Railroads could be more flexible on pricing on a lane-by-lane basis, which Bailey says would allow them to attract new domestic traffic. Railroads also need to figure out how to be more effective competitors in short-haul intermodal lanes as more imports arrive at East Coast ports that are closer to inland consumers, she says.
Gross says railroads need to do three things to break out of the intermodal doldrums.
First, they need to develop more robust networks that serve secondary markets. “They need to get away from the skeletal network concept where volume is gathered by long drays and then put on massive trains,” he says. “Railroads keep trying to impose a simple network on a market that’s inherently complex.”

Second, they need to introduce new services aimed at medium lengths of haul. A prime example would be connecting cities that are within 500 miles of the Mississippi River, the de facto dividing line between the eastern and western railroads. Except for Norfolk Southern-Kansas City Southern interline service linking Dallas and Atlanta via the Meridian Speedway, railroads don’t really serve so-called watershed traffic.
Third, they need to figure out how to become a viable competitor to trucks. “The industry needs to stop thinking there’s some exterior force that’s going to push traffic back to the railroad,” Gross says, citing things like a shortage of truck drivers, high fuel prices, and shippers’ desire to reduce emissions by shifting freight from road to rail.
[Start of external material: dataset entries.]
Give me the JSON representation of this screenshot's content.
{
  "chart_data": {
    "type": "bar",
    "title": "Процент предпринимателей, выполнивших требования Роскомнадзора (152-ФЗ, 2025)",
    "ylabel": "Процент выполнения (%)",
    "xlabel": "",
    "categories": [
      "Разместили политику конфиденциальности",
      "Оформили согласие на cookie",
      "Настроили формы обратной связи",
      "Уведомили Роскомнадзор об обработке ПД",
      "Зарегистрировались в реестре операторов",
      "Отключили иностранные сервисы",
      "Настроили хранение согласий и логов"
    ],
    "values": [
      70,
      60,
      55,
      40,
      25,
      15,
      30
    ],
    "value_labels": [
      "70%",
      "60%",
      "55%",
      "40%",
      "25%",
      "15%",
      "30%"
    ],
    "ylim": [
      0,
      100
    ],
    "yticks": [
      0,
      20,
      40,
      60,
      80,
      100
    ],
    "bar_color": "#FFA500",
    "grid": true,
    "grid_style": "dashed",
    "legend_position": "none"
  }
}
Instead, he says railroads need to offer the right combination of service, reliability, and rates that will attract traffic from the highway. In other words, railroads need to make shippers want to use intermodal.
There’s a massive incentive for retailers to move consumer goods by rail due to their aggressive goals to reduce greenhouse gas emissions. Intermodal is like an easy button because its carbon footprint can be up to 75% lower than truck, according to railroads’ online carbon estimator tools.
Environmental concerns will be an effective tiebreaker for shippers considering intermodal, Gross says. “But if the choice is substandard service and paying more, it’s a pipe dream,” he says of growth tied to reducing emissions.
The combination of an intermodal volume lull and a return to full train-crew staffing is expected to allow the big four U.S. railroads to get service back to normal levels by midyear. The trick will be to maintain service – and then improve it – so that intermodal customers gain the confidence they need to put more volume on rails.